Fez - Media literacy is a new wave in the field of education and has a critical role in promoting students’ awareness of the impacts of various forms of media. The media literacy curriculum provides a means of making students conscious of the messages that multimedia tries to transmit to various audiences, and the purpose behind those messages of having an effect on the audience and changing its way of thinking and experiencing the world.
Fez – Media literacy is a new wave in the field of education and has a critical role in promoting students’ awareness of the impacts of various forms of media. The media literacy curriculum provides a means of making students conscious of the messages that multimedia tries to transmit to various audiences, and the purpose behind those messages of having an effect on the audience and changing its way of thinking and experiencing the world.
A number of psychological, sociological, educational, and anthropological studies have been conducted concerning the dangerous impacts of media messages on people’s behaviors, especially on children. These studies conclude that the way kids behave is a reflection of media in which they are involved, such as video games, social networks, internet searches, etc.
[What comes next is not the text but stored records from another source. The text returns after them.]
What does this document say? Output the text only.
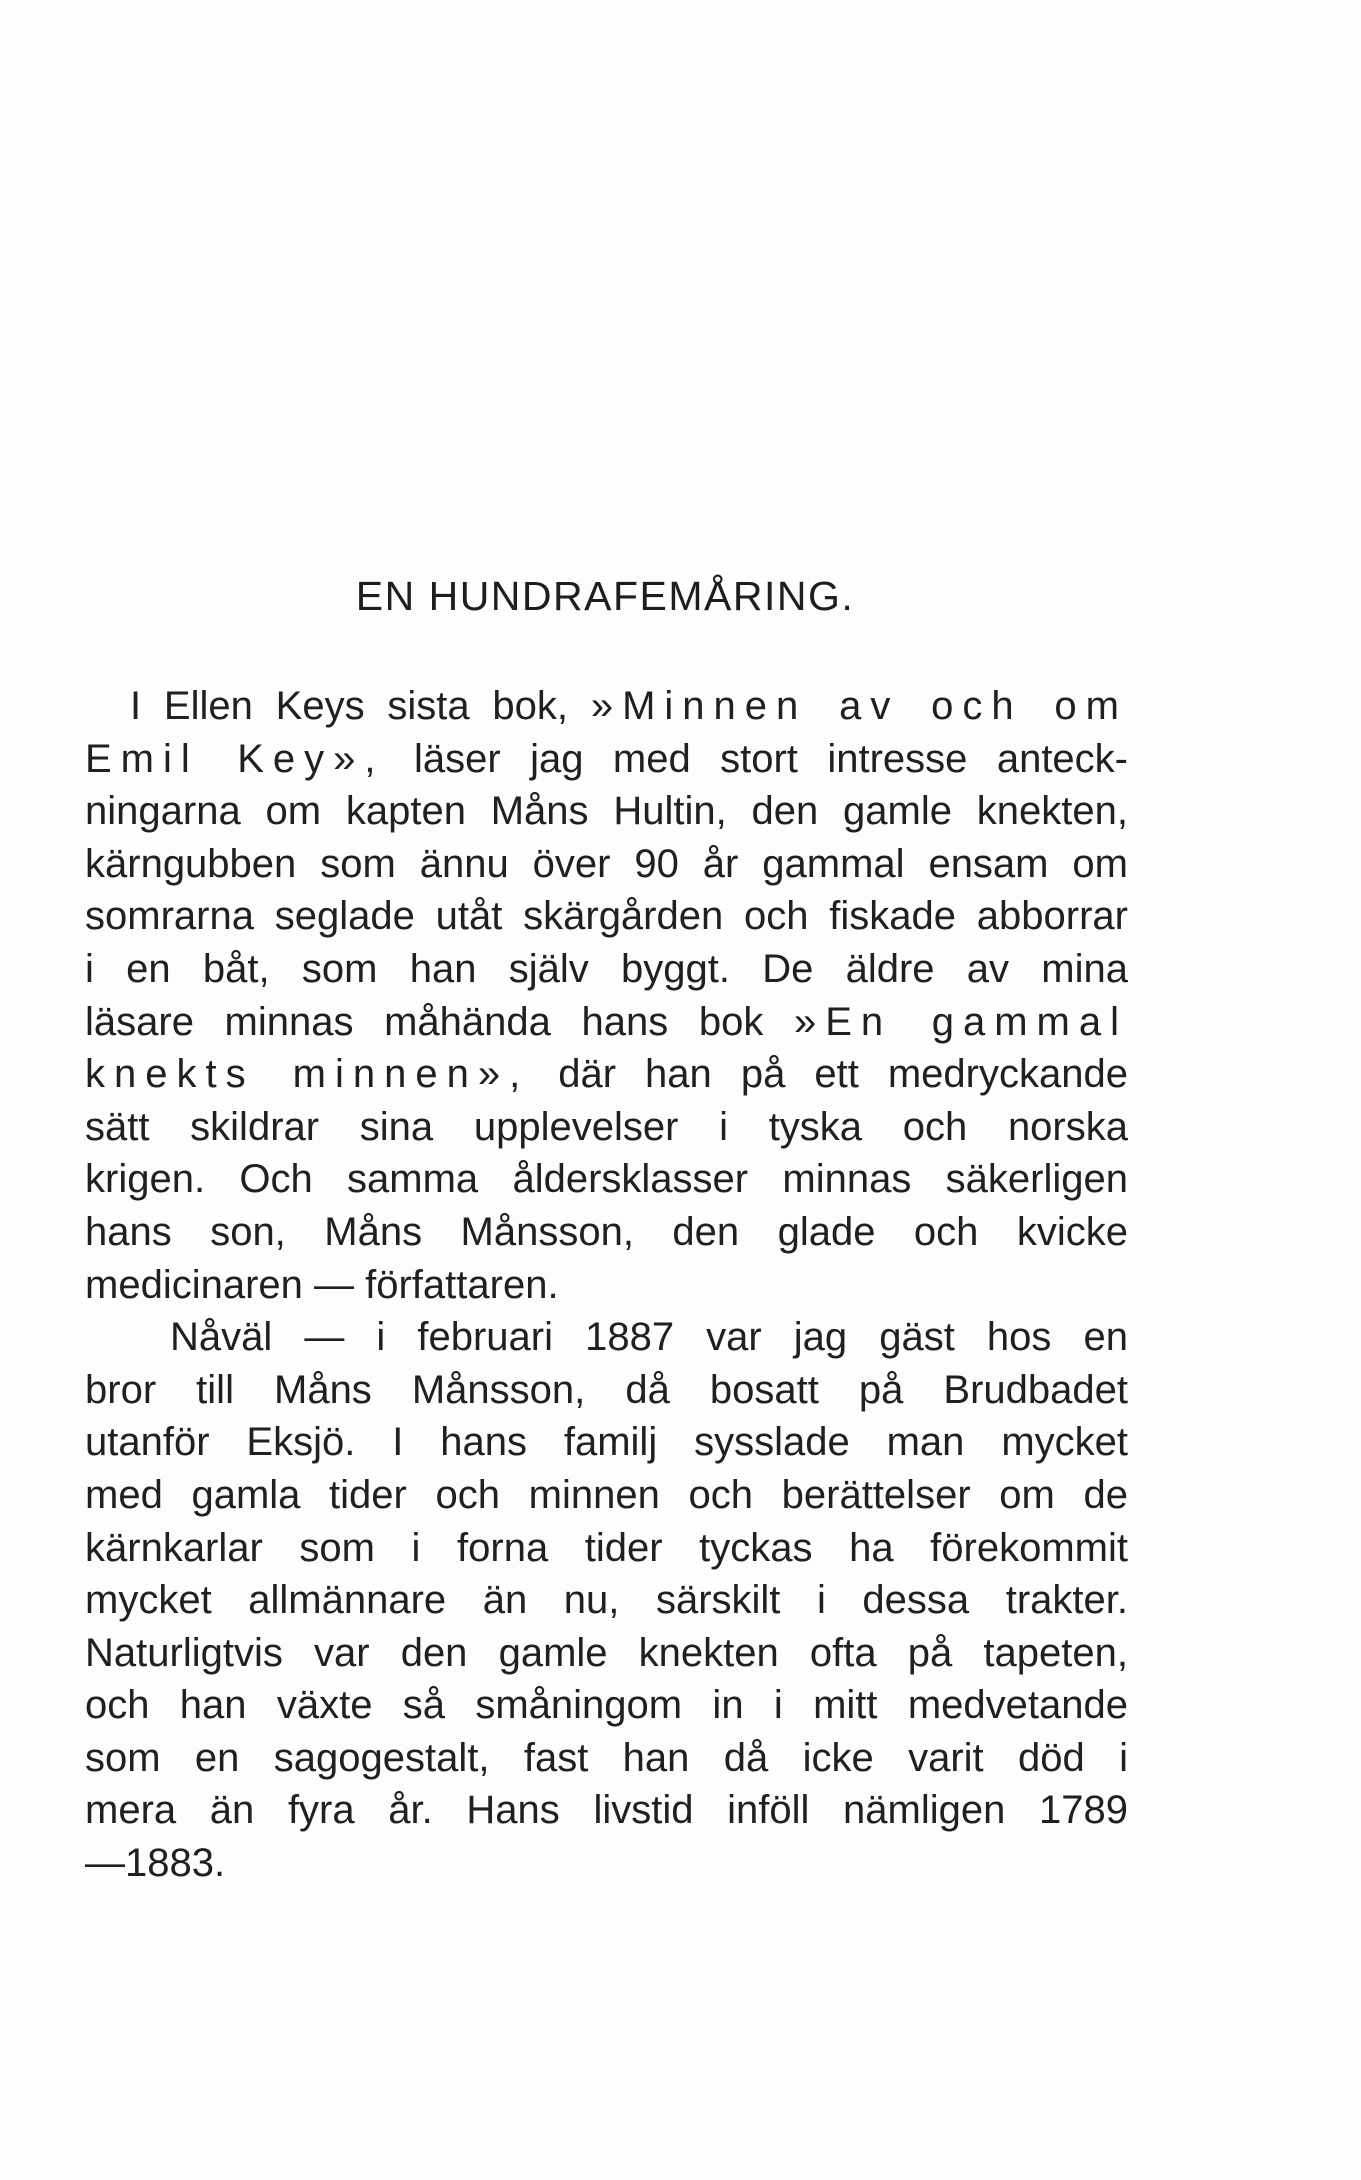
EN HUNDRAFEMÅRING.
I Ellen Keys sista bok, »Minnen av och om
Emil Key», läser jag med stort intresse anteck-
ningarna om kapten Måns Hultin, den gamle knekten,
kärngubben som ännu över 90 år gammal ensam om
somrarna seglade utåt skärgården och fiskade abborrar
i en båt, som han själv byggt. De äldre av mina
läsare minnas måhända hans bok »En gammal
knekts minnen», där han på ett medryckande
sätt skildrar sina upplevelser i tyska och norska
krigen. Och samma åldersklasser minnas säkerligen
hans son, Måns Månsson, den glade och kvicke
medicinaren — författaren.
Nåväl — i februari 1887 var jag gäst hos en
bror till Måns Månsson, då bosatt på Brudbadet
utanför Eksjö. I hans familj sysslade man mycket
med gamla tider och minnen och berättelser om de
kärnkarlar som i forna tider tyckas ha förekommit
mycket allmännare än nu, särskilt i dessa trakter.
Naturligtvis var den gamle knekten ofta på tapeten,
och han växte så småningom in i mitt medvetande
som en sagogestalt, fast han då icke varit död i
mera än fyra år. Hans livstid inföll nämligen 1789
—1883.
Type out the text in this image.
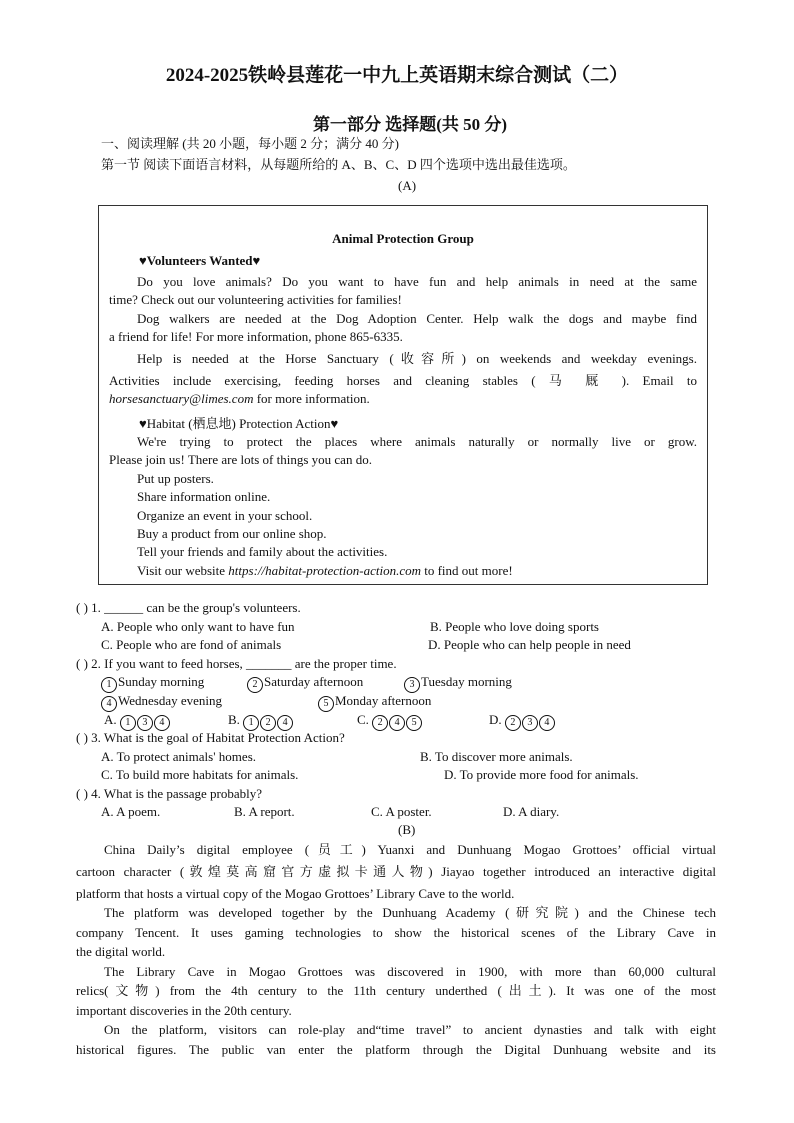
2024-2025铁岭县莲花一中九上英语期末综合测试（二）
第一部分 选择题(共 50 分)
一、阅读理解 (共 20 小题，每小题 2 分；满分 40 分)
第一节 阅读下面语言材料，从每题所给的 A、B、C、D 四个选项中选出最佳选项。
(A)
Animal Protection Group
♥Volunteers Wanted♥
Do you love animals? Do you want to have fun and help animals in need at the same
time? Check out our volunteering activities for families!
Dog walkers are needed at the Dog Adoption Center. Help walk the dogs and maybe find
a friend for life! For more information, phone 865-6335.
Help is needed at the Horse Sanctuary (收容所) on weekends and weekday evenings.
Activities include exercising, feeding horses and cleaning stables ( 马 厩 ). Email to
horsesanctuary@limes.com for more information.
♥Habitat (栖息地) Protection Action♥
We're trying to protect the places where animals naturally or normally live or grow.
Please join us! There are lots of things you can do.
Put up posters.
Share information online.
Organize an event in your school.
Buy a product from our online shop.
Tell your friends and family about the activities.
Visit our website https://habitat-protection-action.com to find out more!
( ) 1. ______ can be the group's volunteers.
A. People who only want to have fun	B. People who love doing sports
C. People who are fond of animals	D. People who can help people in need
( ) 2. If you want to feed horses, _______ are the proper time.
1 Sunday morning	2 Saturday afternoon	3 Tuesday morning
4 Wednesday evening	5 Monday afternoon
A. 1 3 4	B. 1 2 4	C. 2 4 5	D. 2 3 4
( ) 3. What is the goal of Habitat Protection Action?
A. To protect animals' homes.	B. To discover more animals.
C. To build more habitats for animals.	D. To provide more food for animals.
( ) 4. What is the passage probably?
A. A poem.	B. A report.	C. A poster.	D. A diary.
(B)
China Daily’s digital employee (员工) Yuanxi and Dunhuang Mogao Grottoes’ official virtual
cartoon character (敦煌莫高窟官方虚拟卡通人物) Jiayao together introduced an interactive digital
platform that hosts a virtual copy of the Mogao Grottoes’ Library Cave to the world.
The platform was developed together by the Dunhuang Academy (研究院) and the Chinese tech
company Tencent. It uses gaming technologies to show the historical scenes of the Library Cave in
the digital world.
The Library Cave in Mogao Grottoes was discovered in 1900, with more than 60,000 cultural
relics(文物) from the 4th century to the 11th century underthed (出土). It was one of the most
important discoveries in the 20th century.
On the platform, visitors can role-play and“time travel” to ancient dynasties and talk with eight
historical figures. The public van enter the platform through the Digital Dunhuang website and its
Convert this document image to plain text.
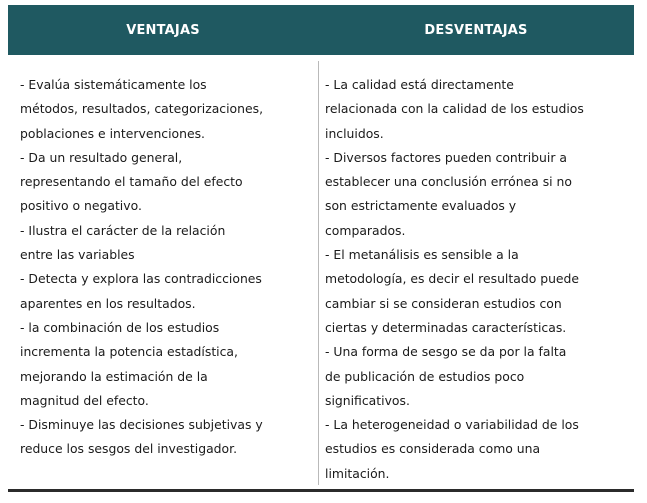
VENTAJAS	DESVENTAJAS

- Evalúa sistemáticamente los
métodos, resultados, categorizaciones,
poblaciones e intervenciones.

- Da un resultado general,
representando el tamaño del efecto
positivo o negativo.

- Ilustra el carácter de la relación
entre las variables

- Detecta y explora las contradicciones
aparentes en los resultados.

- la combinación de los estudios
incrementa la potencia estadística,
mejorando la estimación de la
magnitud del efecto.

- Disminuye las decisiones subjetivas y
reduce los sesgos del investigador.

- La calidad está directamente
relacionada con la calidad de los estudios
incluidos.

- Diversos factores pueden contribuir a
establecer una conclusión errónea si no
son estrictamente evaluados y
comparados.

- El metanálisis es sensible a la
metodología, es decir el resultado puede
cambiar si se consideran estudios con
ciertas y determinadas características.

- Una forma de sesgo se da por la falta
de publicación de estudios poco
significativos.

- La heterogeneidad o variabilidad de los
estudios es considerada como una
limitación.
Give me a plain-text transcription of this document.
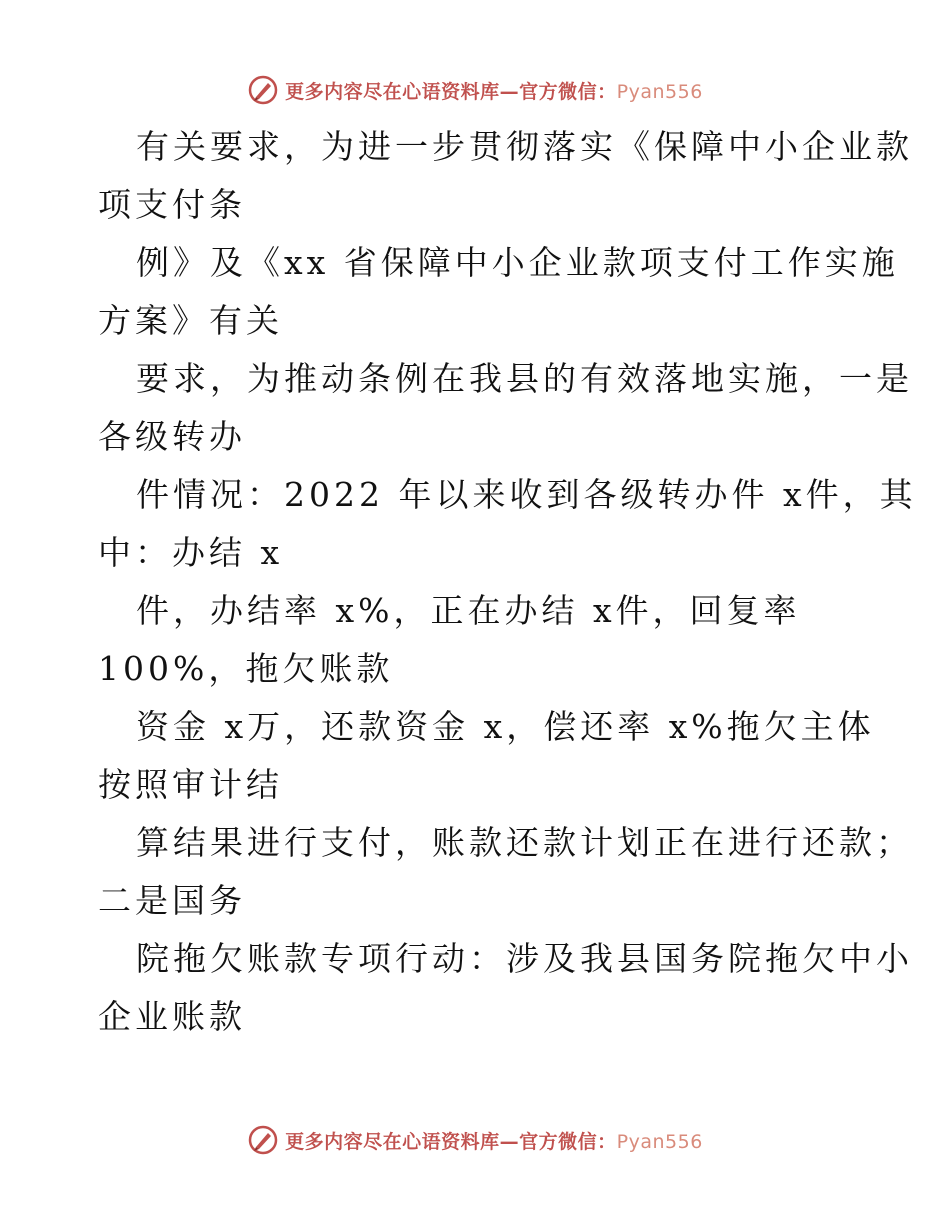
更多内容尽在心语资料库—官方微信：Pyan556
有关要求，为进一步贯彻落实《保障中小企业款
项支付条
例》及《xx 省保障中小企业款项支付工作实施
方案》有关
要求，为推动条例在我县的有效落地实施，一是
各级转办
件情况：2022 年以来收到各级转办件 x件，其
中：办结 x
件，办结率 x%，正在办结 x件，回复率
100%，拖欠账款
资金 x万，还款资金 x，偿还率 x%拖欠主体
按照审计结
算结果进行支付，账款还款计划正在进行还款；
二是国务
院拖欠账款专项行动：涉及我县国务院拖欠中小
企业账款
更多内容尽在心语资料库—官方微信：Pyan556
Because media is everywhere and unavoidable, and as a practical matter children cannot be prevented from having access to it, media literacy is touted as the primary solution to reduce the negative influence of media on its users. However, there is nothing called media literacy in the educational curriculum or syllabi in Morocco, particularly in schools. Hence, most students are media illiterate and are unlikely to be able to understand and analyze media messages, and as a consequence, they may be immensely affected by what they see and hear.
The inclusion of media literacy in the educational curriculum in Morocco is necessary, especially with the rapid advancement in technology. Moroccan children need information and knowledge about different types of media because media is everywhere — at home, at school, in the street — and it is inevitable that kids will come into contact with it.
Parents, educators, and civil society should take serious steps to protect kids from the dangers of media messages which threaten their future careers and personal development. School is an appropriate place to begin teaching media literacy in order to instill critical thinking. Introducing media literacy skills into the educational setting, children can be exposed to both the positive and negative effects of media, and hence develop consciousness about media and an ability not to be influenced by being able to ask basic questions about media:
1-What is the content or the message that media wants to convey?
2-Who are media producers and owners? This helps students to know the ideologies and political orientations of media owners.
3-Why do we use media? For what purposes do we use it? Is it for entertainment or for education and information? Or for both?
4-When do we use it? How to devote an appropriate and circumscribed time for using media? And not using it whenever we feel like it
Not incorporating media literacy into the everyday educational curriculum is costly. Students exposed to media without being equipped with the tools to analyze it may be much more likely to imitate it or to develop negative habits that they see portrayed there, such as smoking, drinking alcohol, using drugs, etc. According to some studies mentioned in The World bank brochure (CommGAP, 2002), conducted in USA, 80% of network programs contained violent content and as many as of 60% were involved. Researchers have identified catharsis, arousal, disinhibition, imitation and desensitization as possible outcomes (Bryant and Thompson, 2002).
In a nutshell, Media illiteracy may be one of the causal factors in violent behavior among students. As it is indicated in the above study, media contains an amalgam of aggressive contents which affect negatively people’s ways of thinking and behaving. Thus, it is time that courses on media literacy should be incorporated into the Moroccan educational system as regular classes, and not just as annual awareness campaigns at individual schools.